Une critique radicale de la radicalisation islamiste derrière l’humour absurde

Radical Wars, El Diablo (scénario et dessin), Fouad Aouni (scénario). Editions Jungle, 72 pages, 13,95 euros.

Ils commencent à devenir envahissants ces fans de Starouars. Déjà bien connus pour être incapables de s’intégrer, voilà qu’une fraction d’entre eux, les Jedistes, entend vivre à la lettre selon les préceptes de leur culte, quitte même à faire usage de sabre laser contre des civils… Face à la stigmatisation générale, certains, comme Obirwann, “honnête fan”, se retrouvent bientôt entraînés vers plus de radicalisation par son ami Kenakin. Autre cas, celui de Leïla, qui rêve de s’engager dans la rébellion et de se marier avec son promis Rojak. Avec Luc, un autre adepte, ils vont franchir le pas et découvrir sur Tatouine une réalité bien différente que celle qu’ils pensaient. Et ce même Rojak, sermonné par Maître Yolo connaîtra une triste fin. Autre destin brisé, celui de Winduca, espoir du stand-up mais dont les vannes virent dans le glauque à force de ne plus vouloir “sortir des petites vannes gentilles de fan de star trek”; persuadé que le showbiz est dirigé par Spock, il décide alors d’aller vivre à Jakkunda mais qui, lui aussi, traversera une expérience guère enthousiasmante.

Publié chez Jungle, plutôt porté sur l’humour et catalogué avec les Simpsons, cet album pourrait apparaître comme une nouvelle déclinaison parodique de l’univers de Star Wars, à la manière des délirants calembours visuels de Thierry Vivien. Or, l’objet et l’ambition ici sont tout autres. Et il serait dommage qu’il passe inaperçu.

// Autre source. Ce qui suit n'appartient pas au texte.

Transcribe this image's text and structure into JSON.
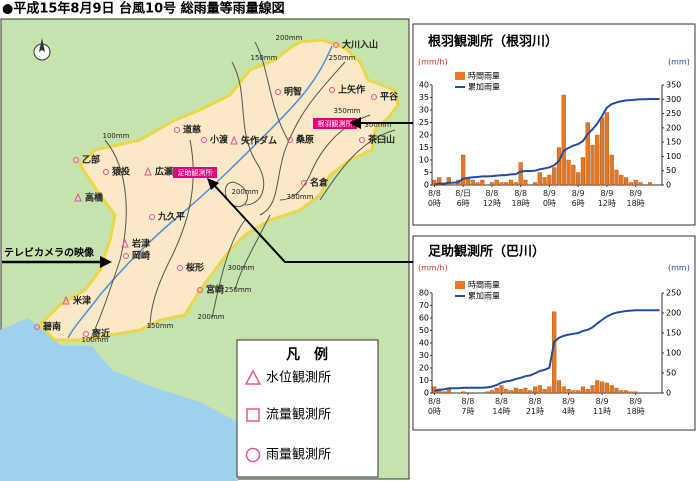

Derrière l’univers des Jedis, on saisit vite qu’El Diablo et Fouad Aouni abordent, avec finesse, les questions liées à la radicalisation islamiste, l’endoctrinement des jeunes pour une idéologie mortifère, excluante voire terroriste. Et comme le précise la préface, les courtes histoires qui composent cet albums s’inspirent de témoignages directs inspirés du vécu de ces jeunes. Et, ultime précision, l’auteur tient à préciser qu’il est lui-même “fan de Starouars et que le problème évoqué dans ces récits est celui de la radicalisation violente bien plus que le rattachement à une cause.

La distanciation et l’humour absurde apportés par ce décalage entre jihadistes et jedistes permet d’aborder, paradoxalement, plus frontalement cette question de la radicalisation. Et le côté outrancier des propos ou des attitudes n’en prend que plus de force. A la fois très sérieux et maniant avec subtilité la dérision, ce petit album aborde avec une clarté rarement trouvée toutes ces questions qui demeurent bien d’actualité. Et il s’inscrit dans le sillage du Voile noir, de Dodo et Cha (souvent complice d’El Diablo, comme pour le délicieux diptyque Un homme de goût), mais en plus précis et réaliste, ou, plus proche finalement de cet autre beau et fort témoignage qu’est l’Appel de Laurent Galandon et Dominique Mermoux.

En postface, le professeur Séraphin Alava décrypte avec pédagogie ce processus de radicalisation. Et un risque de bascule dans un univers irréel, irrigué par les réseaux sociaux ou l’embrigadement clanique qui s’avère, en vrai, nettement plus dangereux que la religion Jedi.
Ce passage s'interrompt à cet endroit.